August 16, 2010
by Brian Leubitz
As was mentioned in the comments, the brief is essentially a revising of history trying to ignore the fact that the trial took place. But they get the whole party started off right: by using italics (which appear here as bold)!
But when Plaintiffs’ distortions, cariatures, and straw men are cleared away, their constitutional challenge to Proposition 8 boils down to this: the institution of marriage has been deliberately defined as an opposite-sex union by virtually every society throughout history – from the ancients to the American states – for no good reason.
So, there you have it. The entire case boiled down to one easy sentence courtesy of Chris Cooper and the Prop 8 legal team. You can all go home now, because this thing is all wrapped up into a tidy box with a shiny bow of discrimination.
In real life however, such quick rejections in legal documents aren’t really going to change any minds, or win any stays. So, they do waste 22 perfectly good pieces of paper to write some other startling pieces of legally questionable arguments. Matty Matt pointed this one out in the comments of the previous thread, and it is definitely worth addressing:
Because Plaintiffs have no concrete plans to marry, not only will a stay not harm them, but their standing to maintain this action is doubtful. At any rate, Plaintiffs’ claims of harm to themselves, like their claims regarding the public interest, depend entirely on their claim that Proposition 8 is unconstitutional. (Brief at page 15)
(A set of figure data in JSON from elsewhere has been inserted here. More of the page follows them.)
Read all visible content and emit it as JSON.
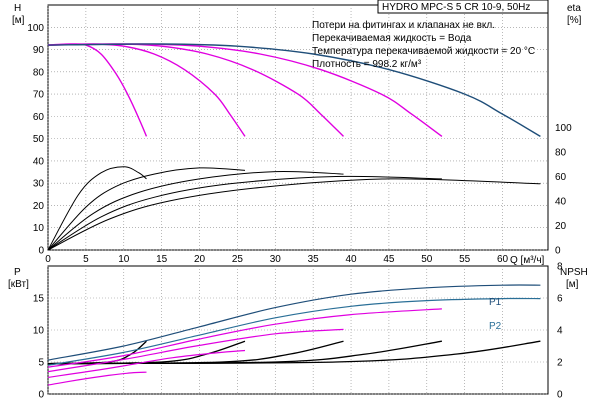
{
  "title": "HYDRO MPC-S 5 CR 10-9, 50Hz",
  "notes": [
    "Потери на фитингах и клапанах не вкл.",
    "Перекачиваемая жидкость = Вода",
    "Температура перекачиваемой жидкости = 20 °C",
    "Плотность = 998.2 кг/м³"
  ],
  "colors": {
    "magenta": "#e000e0",
    "navy": "#1f4e79",
    "teal": "#2a6f97",
    "black": "#000000",
    "grid": "#8c8c8c"
  },
  "chart_data": [
    {
      "type": "line",
      "panel": "upper",
      "xlabel": "Q [м³/ч]",
      "x_ticks": [
        "0",
        "5",
        "10",
        "15",
        "20",
        "25",
        "30",
        "35",
        "40",
        "45",
        "50",
        "55",
        "60"
      ],
      "xlim": [
        0,
        66
      ],
      "ylabel_left": "H",
      "ylabel_left_unit": "[м]",
      "y_ticks_left": [
        "0",
        "10",
        "20",
        "30",
        "40",
        "50",
        "60",
        "70",
        "80",
        "90",
        "100"
      ],
      "ylim_left": [
        0,
        110
      ],
      "ylabel_right": "eta",
      "ylabel_right_unit": "[%]",
      "y_ticks_right": [
        "0",
        "20",
        "40",
        "60",
        "80",
        "100"
      ],
      "ylim_right": [
        0,
        200
      ],
      "grid": true,
      "head_curves": [
        {
          "pumps": 1,
          "color": "magenta",
          "x": [
            0,
            3,
            5,
            7,
            9,
            10.5,
            12,
            13
          ],
          "y": [
            92,
            92.5,
            92,
            88,
            79,
            70,
            59,
            51
          ]
        },
        {
          "pumps": 2,
          "color": "magenta",
          "x": [
            0,
            6,
            10,
            14,
            18,
            22,
            24,
            26
          ],
          "y": [
            92,
            92.5,
            91.5,
            88,
            81,
            70,
            61,
            51
          ]
        },
        {
          "pumps": 3,
          "color": "magenta",
          "x": [
            0,
            9,
            15,
            21,
            27,
            33,
            36,
            39
          ],
          "y": [
            92,
            92.5,
            91.5,
            88,
            81,
            70,
            61,
            51
          ]
        },
        {
          "pumps": 4,
          "color": "magenta",
          "x": [
            0,
            12,
            20,
            28,
            36,
            44,
            48,
            52
          ],
          "y": [
            92,
            92.5,
            91.5,
            88,
            81,
            70,
            61,
            51
          ]
        },
        {
          "pumps": 5,
          "color": "navy",
          "x": [
            0,
            15,
            25,
            35,
            45,
            55,
            60,
            65
          ],
          "y": [
            92,
            92.5,
            91.5,
            88,
            81,
            70,
            61,
            51
          ]
        }
      ],
      "efficiency_curves": [
        {
          "pumps": 1,
          "x": [
            0,
            4,
            7,
            10,
            12,
            13
          ],
          "y": [
            0,
            45,
            63,
            68,
            63,
            58
          ]
        },
        {
          "pumps": 2,
          "x": [
            0,
            5,
            9,
            14,
            20,
            26
          ],
          "y": [
            0,
            35,
            52,
            62,
            67,
            65
          ]
        },
        {
          "pumps": 3,
          "x": [
            0,
            6,
            12,
            20,
            30,
            39
          ],
          "y": [
            0,
            30,
            47,
            58,
            64,
            62
          ]
        },
        {
          "pumps": 4,
          "x": [
            0,
            7,
            14,
            24,
            38,
            52
          ],
          "y": [
            0,
            27,
            43,
            54,
            60,
            58
          ]
        },
        {
          "pumps": 5,
          "x": [
            0,
            8,
            16,
            28,
            45,
            65
          ],
          "y": [
            0,
            25,
            40,
            51,
            58,
            54
          ]
        }
      ]
    },
    {
      "type": "line",
      "panel": "lower",
      "ylabel_left": "P",
      "ylabel_left_unit": "[кВт]",
      "y_ticks_left": [
        "0",
        "5",
        "10",
        "15"
      ],
      "ylim_left": [
        0,
        20
      ],
      "ylabel_right": "NPSH",
      "ylabel_right_unit": "[м]",
      "y_ticks_right": [
        "0",
        "2",
        "4",
        "6",
        "8"
      ],
      "ylim_right": [
        0,
        8
      ],
      "grid": true,
      "series_labels": [
        "P1",
        "P2"
      ],
      "power_curves": [
        {
          "label": "P1",
          "color": "navy",
          "x": [
            0,
            10,
            20,
            30,
            40,
            50,
            60,
            65
          ],
          "y": [
            5.3,
            7.5,
            10.5,
            13.5,
            15.6,
            16.6,
            17.0,
            17.0
          ]
        },
        {
          "label": "P2",
          "color": "teal",
          "x": [
            0,
            10,
            20,
            30,
            40,
            50,
            60,
            65
          ],
          "y": [
            4.5,
            6.5,
            9.2,
            11.9,
            13.7,
            14.6,
            14.9,
            14.9
          ]
        },
        {
          "pumps": 4,
          "color": "magenta",
          "x": [
            0,
            10,
            20,
            30,
            40,
            52
          ],
          "y": [
            4.2,
            6.0,
            8.6,
            10.9,
            12.4,
            13.3
          ]
        },
        {
          "pumps": 3,
          "color": "magenta",
          "x": [
            0,
            10,
            20,
            30,
            39
          ],
          "y": [
            3.5,
            5.4,
            7.6,
            9.4,
            10.1
          ]
        },
        {
          "pumps": 2,
          "color": "magenta",
          "x": [
            0,
            8,
            16,
            22,
            26
          ],
          "y": [
            2.6,
            4.0,
            5.6,
            6.4,
            6.8
          ]
        },
        {
          "pumps": 1,
          "color": "magenta",
          "x": [
            0,
            4,
            8,
            11,
            13
          ],
          "y": [
            1.4,
            2.2,
            2.9,
            3.3,
            3.4
          ]
        }
      ],
      "npsh_curves": [
        {
          "pumps": 1,
          "x": [
            0,
            8,
            11,
            13
          ],
          "y": [
            1.9,
            2.0,
            2.5,
            3.3
          ]
        },
        {
          "pumps": 2,
          "x": [
            0,
            15,
            21,
            26
          ],
          "y": [
            1.9,
            2.0,
            2.5,
            3.3
          ]
        },
        {
          "pumps": 3,
          "x": [
            0,
            23,
            32,
            39
          ],
          "y": [
            1.9,
            2.0,
            2.5,
            3.3
          ]
        },
        {
          "pumps": 4,
          "x": [
            0,
            30,
            42,
            52
          ],
          "y": [
            1.9,
            2.0,
            2.5,
            3.3
          ]
        },
        {
          "pumps": 5,
          "x": [
            0,
            38,
            54,
            65
          ],
          "y": [
            1.9,
            2.0,
            2.5,
            3.3
          ]
        }
      ]
    }
  ]
}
This is another standing issue, but it brings up different questions than the question of the proponents ability to pursue appeal. Under the jurisprudence on standing, the plaintiff must have a concrete injury. Now, that is not to say that the emotional harm isn’t necessarily enough to pursue the case, because that would be a question that is on the fuzzy side that we wouldn’t really want to mess with. The two couples who serve as the plaintiffs surely want to marry, but they want their legal case to be settled. If they were to marry during the stay, their ability to continue the case could be called into question. Out of an abundance of caution, they are waiting until the case if finally resolved, but that doesn’t mean that Cooper and the gang won’t try to use it.
That being said, this is fundamentally a weak argument. The case cited, Lujan v. Defenders of Wildlife, is a very different question. In that case, some environmentalists sued the government over a couple of development projects on other continents would possibly harm some habitat of some endangered species. The plaintiffs claimed their injury was that they wouldn’t be able to see the animals on some as-yet defined trip to the regions. The court said that was insufficient, with Justice Scalia saying that a plane ticket to the region would have been sufficient for standing. Now, there was debate at the time of that decision as to its legal basis, but that is the law of the land as it stands.
It really is not that hard to distinguish the Prop 8 case from Lujan. First, if you even just go by Justice Scalia, the plaintiffs engagement should be their “plane ticket” to satisfy standing requirements. Many couples take years to plan weddings, and these couples should not be forced to plan a wedding at some undetermined date simply because there is a “window.” The plaintiffs want to marry, and they want the right to marry at a time of their own choosing. Furthermore, these couples have a much more tangible right at question here than the simple good feeling from knowing a species is alive on the other side of the world.
With these sorts of winning arguments, I almost expect Andy Pugno to ask the Court “I know you are, but what am I?”